According to IDC's projections, it is anticipated that the volume of data generated on a global scale will experience a substantial increase from 33ZB to 175ZB within the timeframe spanning from 2018 to 2025. Notably, a significant proportion exceeding 80% of this data will be characterized as unstructured, posing challenges in effective management. Consequently, managing such intricate systems necessitates the utilization of domain-facing programming models, which enable the simulation and examination of these complex systems. Programming models serve as conceptual frameworks to articulate algorithms encompassing strategies and concepts. Consequently, these models may also fall within the purview of regulations and methodologies of intellectual endeavours, thereby rendering them ineligible for patent protection.
Therefore, similar to mass distributed storage technology, mass data management technology also needs to be transformed into an "application of algorithm", i.e. adopting technical solutions, solving technical problems and obtaining technical effects to become the object of protection of the Chinese patent system.
Patent Protection for AI Technology Innovation in Food Safety Supervision
In the era of Industry 4.0, jobs with high repetition rates and heavy labour are gradually being replaced by AI. Similarly, in food safety supervision, AI can use its unique analytical and computational capabilities and autonomous learning ability to reduce the consumption of human and material resources and improve the accuracy of food risk warnings, thus effectively reducing the occurrence of food safety problems. For example, AI can monitor whether the staff wears the required clothing, hats and masks in the back kitchen and whether creatures like rats are present. It can also mark the facilities, equipment and tools in the back kitchen and record their usage status, thus providing effective personnel and environmental management. In addition, AI can also be applied to food identification (Boushey et al., 2016), sensory evaluation (Garcia-Esteban et al., 2018), food development and other fields, which can better regulate the food production process and improve the accuracy and coverage of supervision.
China has made the development of AI one of the elements of its national strategy. The "Development Plan for a New Generation of AI" and the "White Paper on AI Standardization" emphasize using AI to improve public safety and security capabilities.
AI Technology for Food Safety Supervision Is Based On Big Data and Cloud Computing
The development of AI is contingent upon three fundamental components: data, computing power, and algorithms.
When considering the realm of data, it becomes evident that AI necessitates the utilization of big data technology as a foundational pillar of support. The fundamental technological framework underpinning contemporary AI is deep learning, a subfield of machine learning. Concurrently, the proliferation of big data technology has facilitated the exponential growth of network data resources, thereby furnishing a copious corpus of sample data for training AI systems through deep learning methodologies. Simultaneously, it is worth noting that AI frequently engages in substantial data storage and computation during its training phase, wherein sample data is utilized. This, in turn, necessitates the reliance upon big data technology to facilitate the abovementioned processes.

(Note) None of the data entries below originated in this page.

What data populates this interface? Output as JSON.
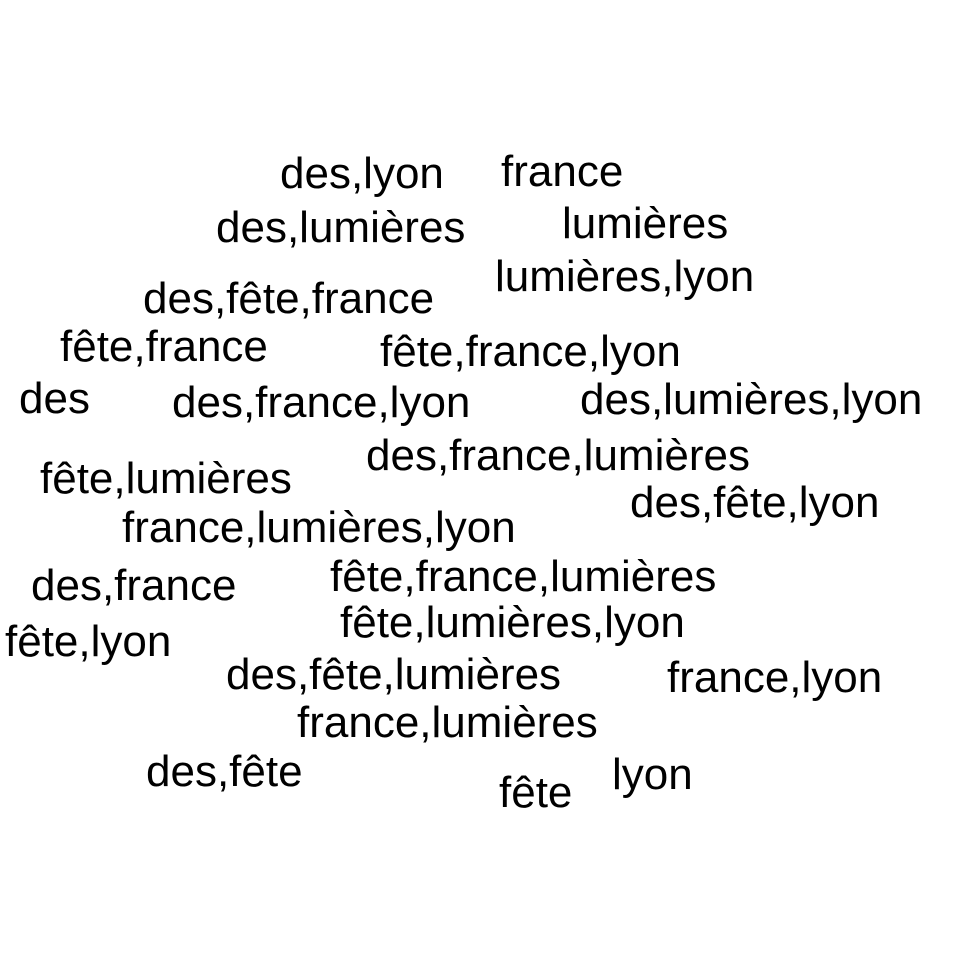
{
  "text_color": "#000000",
  "background_color": "#ffffff",
  "words": [
    "des,lyon",
    "france",
    "des,lumières",
    "lumières",
    "lumières,lyon",
    "des,fête,france",
    "fête,france",
    "fête,france,lyon",
    "des",
    "des,france,lyon",
    "des,lumières,lyon",
    "des,france,lumières",
    "fête,lumières",
    "des,fête,lyon",
    "france,lumières,lyon",
    "fête,france,lumières",
    "des,france",
    "fête,lumières,lyon",
    "fête,lyon",
    "des,fête,lumières",
    "france,lyon",
    "france,lumières",
    "des,fête",
    "lyon",
    "fête"
  ]
}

In computational capabilities, cloud computing is paramount in furnishing said capabilities. Implementing deep learning techniques in artificial intelligence necessitates the utilization of sophisticated foundational frameworks, accompanied by expeditious processors, cutting-edge graphics processing units (GPUs), and substantial quantities of memory and storage capacity. However, it is important to note that this augmented demand for system resources may occasionally result in temporary limitations on available resources. Using cloud computing in the context of AI training platforms is conducive to enhancing operational efficacy through its inherent computational capabilities. Furthermore, it is worth noting that cloud computing can offer both storage and computing services in the realm of big data technologies.
Therefore, big data and cloud computing are the foundation of AI technology, and these three are showing a trend of convergence, thus improving the learning efficiency, data computing efficiency and data analysis efficiency of AI. As mentioned above, there are still many problems with patent protection for big data and cloud computing, and only by solving and coping with these problems can the patent protection of AI technology be better realized.
Controversy over the Patentability of AI Technology for Food Safety Supervision
In addition to data and computing power, the key elements of AI include algorithms. As the underlying logic of AI, algorithms are the direct means of generating AI, and thus the core innovation of AI lies in improving algorithms. For example, the computational logic of ChatGPT comes from the transformer algorithm in the paper "Attention Is All You Need".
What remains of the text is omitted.